But 30 years of food writing, cooking everything, and determining the world’s best recipes, were taking a toll on his health so Bittman looked around some more and developed a reasonable approach to healthy eating. It’s Pollan-esque, that is eat more plants, less meat, and even less industrially processed food.
Beans, whole grains, fruit, and vegetables all sounds awfully virtuous, but with recipes like Pasta with Red Peppers and Shrimp Sauce, CHopped Salad with Thai Flavors, or Stuffed Pizza with Broccoli, White Beans, and Sausage, you’re hardly going to suffer. And after a while, all that stuff in the boxes in the center of the supermarket won’t even register as food; it’s more like product.
And that product that we mistake for food–one third of our calories come from snack foods, and seven percent of our daily calories come from soda. Transfat may have been engineered out of that food product, but plenty of other chemicals remain.
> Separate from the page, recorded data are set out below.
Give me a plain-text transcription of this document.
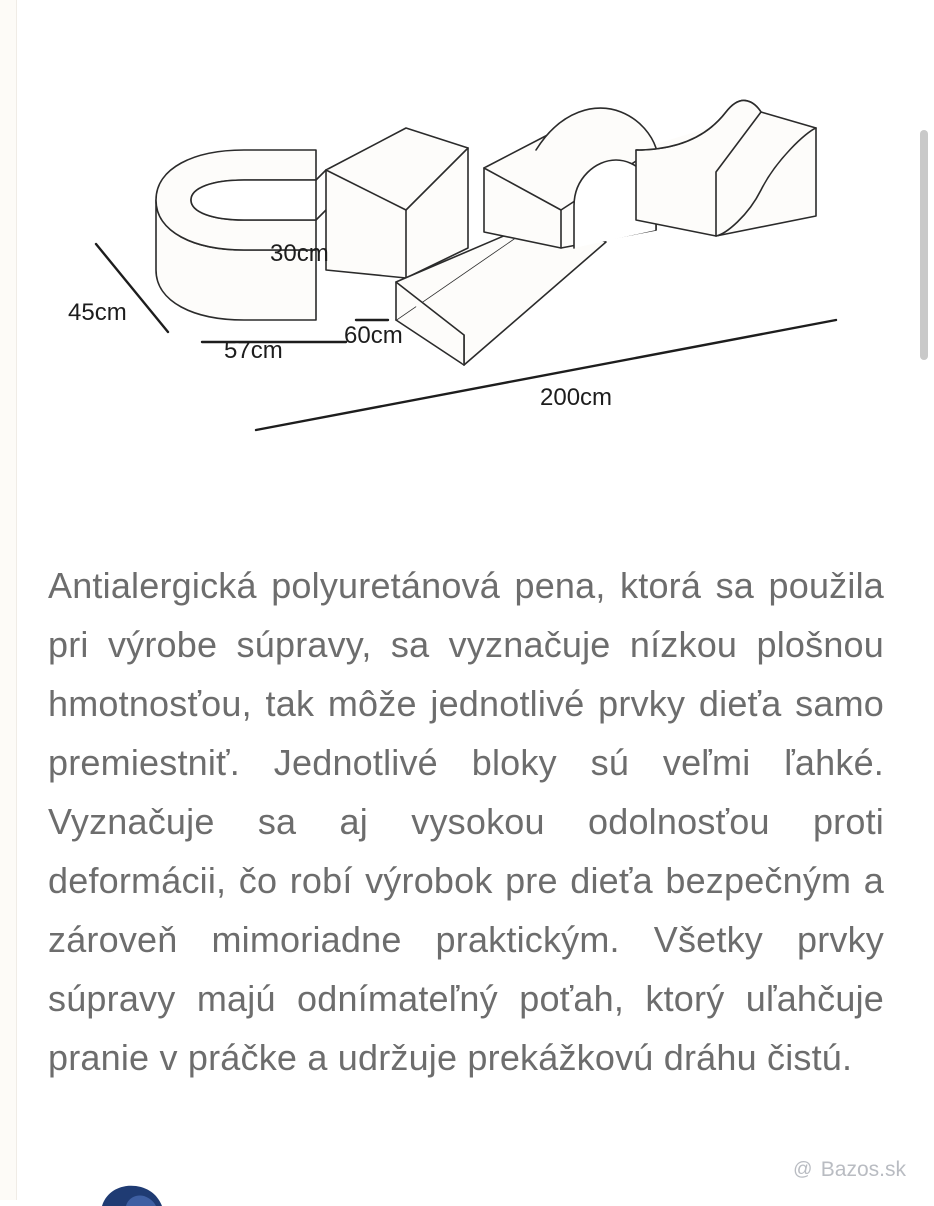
30cm
45cm
57cm
60cm
200cm
Antialergická polyuretánová pena, ktorá sa použila pri výrobe súpravy, sa vyznačuje nízkou plošnou hmotnosťou, tak môže jednotlivé prvky dieťa samo premiestniť. Jednotlivé bloky sú veľmi ľahké. Vyznačuje sa aj vysokou odolnosťou proti deformácii, čo robí výrobok pre dieťa bezpečným a zároveň mimoriadne praktickým. Všetky prvky súpravy majú odnímateľný poťah, ktorý uľahčuje pranie v práčke a udržuje prekážkovú dráhu čistú.
@ Bazos.sk
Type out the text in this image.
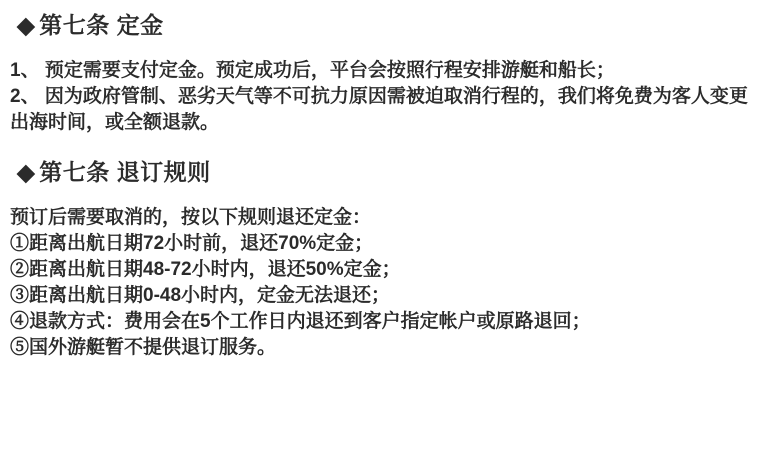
◆ 第七条 定金

1、 预定需要支付定金。预定成功后，平台会按照行程安排游艇和船长；

2、 因为政府管制、恶劣天气等不可抗力原因需被迫取消行程的，我们将免费为客人变更出海时间，或全额退款。

◆ 第七条 退订规则

预订后需要取消的，按以下规则退还定金：

①距离出航日期72小时前，退还70%定金；

②距离出航日期48-72小时内，退还50%定金；

③距离出航日期0-48小时内，定金无法退还；

④退款方式：费用会在5个工作日内退还到客户指定帐户或原路退回；

⑤国外游艇暂不提供退订服务。
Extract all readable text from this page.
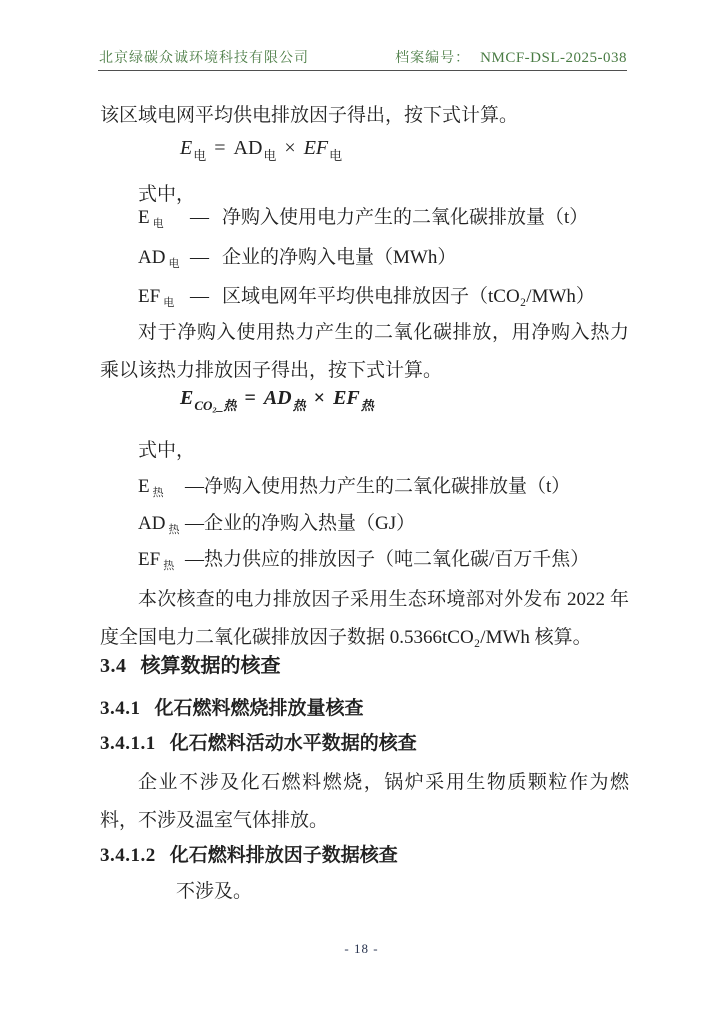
北京绿碳众诚环境科技有限公司	档案编号： NMCF-DSL-2025-038
该区域电网平均供电排放因子得出，按下式计算。
$E_电 = AD_电 \times EF_电$
式中，
E $_电$	— 净购入使用电力产生的二氧化碳排放量（t）
AD $_电$ — 企业的净购入电量（MWh）
EF $_电$ — 区域电网年平均供电排放因子（tCO₂/MWh）
对于净购入使用热力产生的二氧化碳排放，用净购入热力乘以该热力排放因子得出，按下式计算。
$E_{CO_2\_热} = AD_热 \times EF_热$
式中，
E $_热$	— 净购入使用热力产生的二氧化碳排放量（t）
AD $_热$ — 企业的净购入热量（GJ）
EF $_热$ — 热力供应的排放因子（吨二氧化碳/百万千焦）
本次核查的电力排放因子采用生态环境部对外发布 2022 年度全国电力二氧化碳排放因子数据 0.5366tCO₂/MWh 核算。
3.4 核算数据的核查
3.4.1 化石燃料燃烧排放量核查
3.4.1.1 化石燃料活动水平数据的核查
企业不涉及化石燃料燃烧，锅炉采用生物质颗粒作为燃料，不涉及温室气体排放。
3.4.1.2 化石燃料排放因子数据核查
不涉及。
- 18 -
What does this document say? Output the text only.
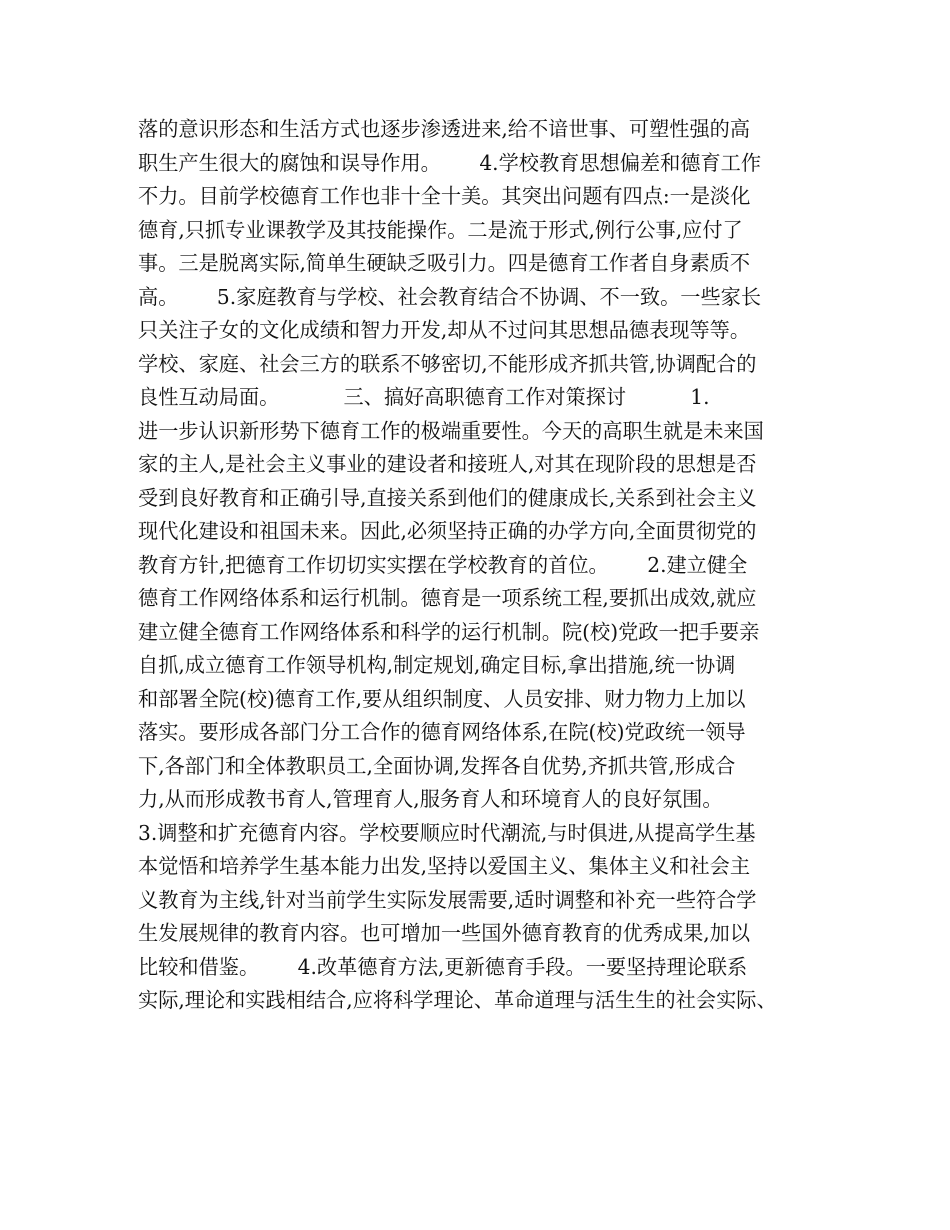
落的意识形态和生活方式也逐步渗透进来,给不谙世事、可塑性强的高
职生产生很大的腐蚀和误导作用。      4.学校教育思想偏差和德育工作
不力。目前学校德育工作也非十全十美。其突出问题有四点:一是淡化
德育,只抓专业课教学及其技能操作。二是流于形式,例行公事,应付了
事。三是脱离实际,简单生硬缺乏吸引力。四是德育工作者自身素质不
高。      5.家庭教育与学校、社会教育结合不协调、不一致。一些家长
只关注子女的文化成绩和智力开发,却从不过问其思想品德表现等等。
学校、家庭、社会三方的联系不够密切,不能形成齐抓共管,协调配合的
良性互动局面。          三、搞好高职德育工作对策探讨          1.
进一步认识新形势下德育工作的极端重要性。今天的高职生就是未来国
家的主人,是社会主义事业的建设者和接班人,对其在现阶段的思想是否
受到良好教育和正确引导,直接关系到他们的健康成长,关系到社会主义
现代化建设和祖国未来。因此,必须坚持正确的办学方向,全面贯彻党的
教育方针,把德育工作切切实实摆在学校教育的首位。      2.建立健全
德育工作网络体系和运行机制。德育是一项系统工程,要抓出成效,就应
建立健全德育工作网络体系和科学的运行机制。院(校)党政一把手要亲
自抓,成立德育工作领导机构,制定规划,确定目标,拿出措施,统一协调
和部署全院(校)德育工作,要从组织制度、人员安排、财力物力上加以
落实。要形成各部门分工合作的德育网络体系,在院(校)党政统一领导
下,各部门和全体教职员工,全面协调,发挥各自优势,齐抓共管,形成合
力,从而形成教书育人,管理育人,服务育人和环境育人的良好氛围。
3.调整和扩充德育内容。学校要顺应时代潮流,与时俱进,从提高学生基
本觉悟和培养学生基本能力出发,坚持以爱国主义、集体主义和社会主
义教育为主线,针对当前学生实际发展需要,适时调整和补充一些符合学
生发展规律的教育内容。也可增加一些国外德育教育的优秀成果,加以
比较和借鉴。      4.改革德育方法,更新德育手段。一要坚持理论联系
实际,理论和实践相结合,应将科学理论、革命道理与活生生的社会实际、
Bittman helps you get started by setting up a pantry that includes staples like pastas, grains, beans, tuna, anchovies, canned tomatoes, eggs, bacon, cream, and butter. This hardly sounds like denial and Bittman points out that the bacon is used as a condiment, as the others create flavorful bases for the dishes.
And following through, their are no chapters on meat, poultry, or fish, which are instead distributed throughout the book, just as they should be in your cooking.
So whether you’re thinking about your wallet or your waistline, Bittman’s latest book will make you a better, more intuitive cook and will give you a new appreciation for actual food.